2009-04-28 18:51:04

by Aneesh Kumar K.V

[permalink] [raw]
Subject: [PATCH -V3] Fix sub-block zeroing for buffered writes into unwritten extents

We need to mark the buffer_head mapping prealloc space
as new during write_begin. Otherwise we don't zero out the
page cache content properly for a partial write. This will
cause file corruption with preallocation.

Also use block number -1 as the fake block number so that
unmap_underlying_metadata doesn't drop wrong buffer_head

Signed-off-by: Aneesh Kumar K.V <[email protected]>

---
fs/ext4/inode.c | 11 ++++++++++-
1 files changed, 10 insertions(+), 1 deletions(-)

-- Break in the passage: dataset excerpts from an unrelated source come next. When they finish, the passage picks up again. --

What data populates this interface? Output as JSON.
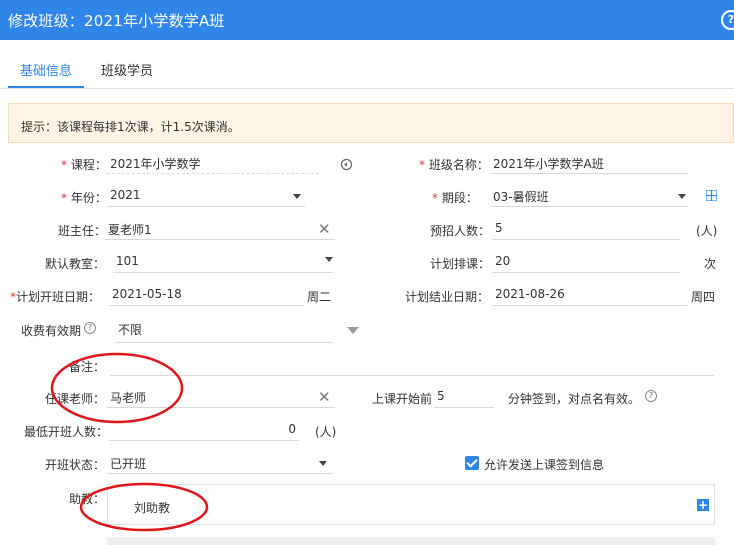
{
  "window": {
    "title": "修改班级：2021年小学数学A班",
    "help_label": "?"
  },
  "tabs": [
    {
      "label": "基础信息",
      "active": true
    },
    {
      "label": "班级学员",
      "active": false
    }
  ],
  "tip": "提示：该课程每排1次课，计1.5次课消。",
  "required_mark": "*",
  "form": {
    "course": {
      "label": "课程：",
      "value": "2021年小学数学"
    },
    "class_name": {
      "label": "班级名称：",
      "value": "2021年小学数学A班"
    },
    "year": {
      "label": "年份：",
      "value": "2021"
    },
    "term": {
      "label": "期段：",
      "value": "03-暑假班"
    },
    "head_teacher": {
      "label": "班主任：",
      "value": "夏老师1"
    },
    "enroll_count": {
      "label": "预招人数：",
      "value": "5",
      "suffix": "(人)"
    },
    "classroom": {
      "label": "默认教室：",
      "value": "101"
    },
    "planned_lessons": {
      "label": "计划排课：",
      "value": "20",
      "suffix": "次"
    },
    "start_date": {
      "label": "计划开班日期：",
      "value": "2021-05-18",
      "weekday": "周二"
    },
    "end_date": {
      "label": "计划结业日期：",
      "value": "2021-08-26",
      "weekday": "周四"
    },
    "fee_validity": {
      "label": "收费有效期",
      "value": "不限",
      "help": "?"
    },
    "remark": {
      "label": "备注：",
      "value": ""
    },
    "teacher": {
      "label": "任课老师：",
      "value": "马老师"
    },
    "checkin": {
      "label": "上课开始前",
      "value": "5",
      "suffix": "分钟签到，对点名有效。",
      "help": "?"
    },
    "min_students": {
      "label": "最低开班人数：",
      "value": "0",
      "suffix": "(人)"
    },
    "status": {
      "label": "开班状态：",
      "value": "已开班"
    },
    "send_checkin_msg": {
      "label": "允许发送上课签到信息",
      "checked": true
    },
    "assistant": {
      "label": "助教：",
      "value": "刘助教"
    }
  },
  "colors": {
    "primary": "#2f86e8",
    "annotation": "#e0161b",
    "required": "#e4393c"
  }
}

diff --git a/fs/ext4/inode.c b/fs/ext4/inode.c
index e91f978..0214389 100644
--- a/fs/ext4/inode.c
+++ b/fs/ext4/inode.c
@@ -2318,11 +2318,20 @@ static int ext4_da_get_block_prep(struct inode *inode, sector_t iblock,
/* not enough space to reserve */
return ret;

- map_bh(bh_result, inode->i_sb, 0);
+ map_bh(bh_result, inode->i_sb, -1);
set_buffer_new(bh_result);
set_buffer_delay(bh_result);
} else if (ret > 0) {
bh_result->b_size = (ret << inode->i_blkbits);
+ bh_result->b_bdev = inode->i_sb->s_bdev;
+ bh->b_blocknr = -1;
+ /*
+ * With sub-block writes into unwritten extents
+ * we also need to mark the buffer as new so that
+ * the unwritten parts of the buffer gets correctly zeroed.
+ */
+ if (buffer_unwritten(bh_result))
+ set_buffer_new(bh_result);
ret = 0;
}

--
tg: (27b1833..) preallocate_corruption_quickfix (depends on: master)


2009-04-28 21:47:47

by Eric Sandeen

[permalink] [raw]
Subject: Re: [PATCH -V3] Fix sub-block zeroing for buffered writes into unwritten extents

Aneesh Kumar K.V wrote:
> We need to mark the buffer_head mapping prealloc space
> as new during write_begin. Otherwise we don't zero out the
> page cache content properly for a partial write. This will
> cause file corruption with preallocation.
>
> Also use block number -1 as the fake block number so that
> unmap_underlying_metadata doesn't drop wrong buffer_head
>
> Signed-off-by: Aneesh Kumar K.V <[email protected]>
>
> ---
> fs/ext4/inode.c | 11 ++++++++++-
> 1 files changed, 10 insertions(+), 1 deletions(-)
>
> diff --git a/fs/ext4/inode.c b/fs/ext4/inode.c
> index e91f978..0214389 100644
> --- a/fs/ext4/inode.c
> +++ b/fs/ext4/inode.c
> @@ -2318,11 +2318,20 @@ static int ext4_da_get_block_prep(struct inode *inode, sector_t iblock,
> /* not enough space to reserve */
> return ret;
>
> - map_bh(bh_result, inode->i_sb, 0);
> + map_bh(bh_result, inode->i_sb, -1);

This seems fine, though unrelated, isn't it? But mapping delalloc
blocks to -1 temporarily rather than to 0 seems safer to me (could this
possibly be related to our low-block corruption cases?)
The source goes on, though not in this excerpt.